- M&S has finally restored its click and collection service
- The cyber incident was revealed in April 2025
- Online orders for delivery were restored in June
Marks and Spencer (M&S) have finally restarted the click and collect orders for clothing, home products and beauty after a suspension of almost four months after an apparent important cyberattack.
Although the company had resumed online orders for delivery on June 10 after revealing the details of a cyber incident on April 22 (and stopped deliveries and collections of April 25), it took another 15 weeks to change its click and collect services.
Previously, the cyber incident was expected to cost the company around £ 300 million in lost operational profits for this fiscal year, but M&S hopes to reduce the impact through insurance and cost controls.
M & s click and collect online
However, although the restoration of click and collect signals “return to normal” for customers, analysts do not expect a sudden resurgence as M&S continues to fight with reputation damage.
Although the British retail giant received great success, the industry did not, and rivals as Sainsburys and then could obtain some of the lost businesses.
The M&S CEO, Stuart Machin, had previously declared that the effects of the incident could continue in June and July, pointing out a restoration in August, and the company has been able to comply with that.
Detailing his learning in Parliament, M&S has urged the strongest cyber dissemination standards.

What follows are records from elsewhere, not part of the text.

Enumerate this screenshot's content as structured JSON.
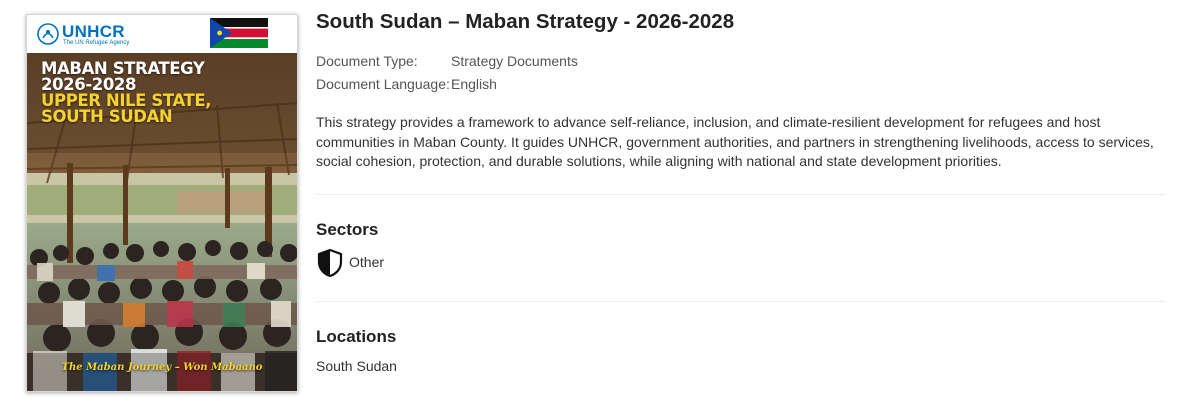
{
  "cover": {
    "org_name": "UNHCR",
    "org_tagline": "The UN Refugee Agency",
    "title_line1": "MABAN STRATEGY",
    "title_line2": "2026-2028",
    "title_line3": "UPPER NILE STATE,",
    "title_line4": "SOUTH SUDAN",
    "tagline": "The Maban Journey – Won Mabaano",
    "brand_color": "#0072bc",
    "highlight_color": "#f5d22e"
  },
  "document": {
    "title": "South Sudan – Maban Strategy - 2026-2028",
    "type_label": "Document Type:",
    "type_value": "Strategy Documents",
    "language_label": "Document Language:",
    "language_value": "English",
    "description": "This strategy provides a framework to advance self-reliance, inclusion, and climate-resilient development for refugees and host communities in Maban County. It guides UNHCR, government authorities, and partners in strengthening livelihoods, access to services, social cohesion, protection, and durable solutions, while aligning with national and state development priorities."
  },
  "sectors": {
    "heading": "Sectors",
    "items": [
      {
        "label": "Other",
        "icon": "shield-icon"
      }
    ]
  },
  "locations": {
    "heading": "Locations",
    "items": [
      "South Sudan"
    ]
  }
}
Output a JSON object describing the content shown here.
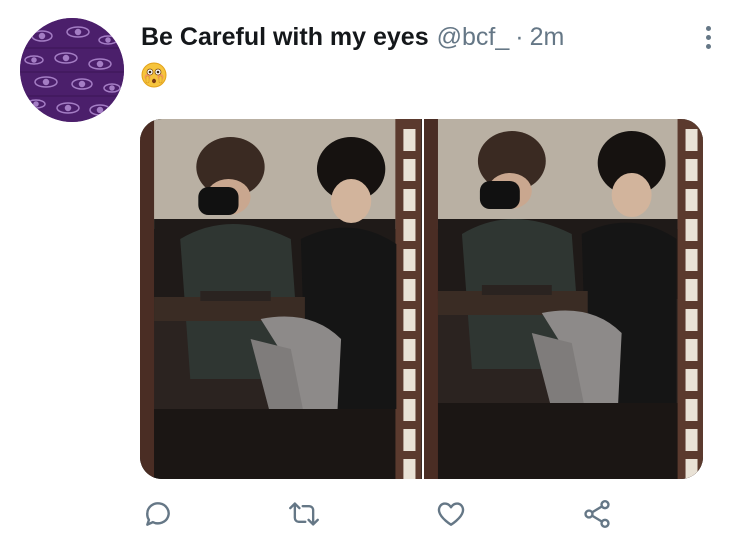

The lawyer also pointed out that companies should operate manually during interruptions.
The National Crime Agency of the United Kingdom arrested four people in an investigation linked to attacks against M&S, Cooper and Harrods, however, the true cause of the incident remains uncertain.
The attacks against Marks and Spencer (M&S) and the cooperative supermarket were combined in a single incident by the same attacker by the Cybernetic Monitoring Center (CMC), a non -profit independent organism established to classify the main cybernetic events by the insurance industry.
It had been reported that the group known as Sptered Spider was behind the terrible experience, but TCS, which has been attending M&S for more than a decade, is also investigating whether the trampoline was the attack.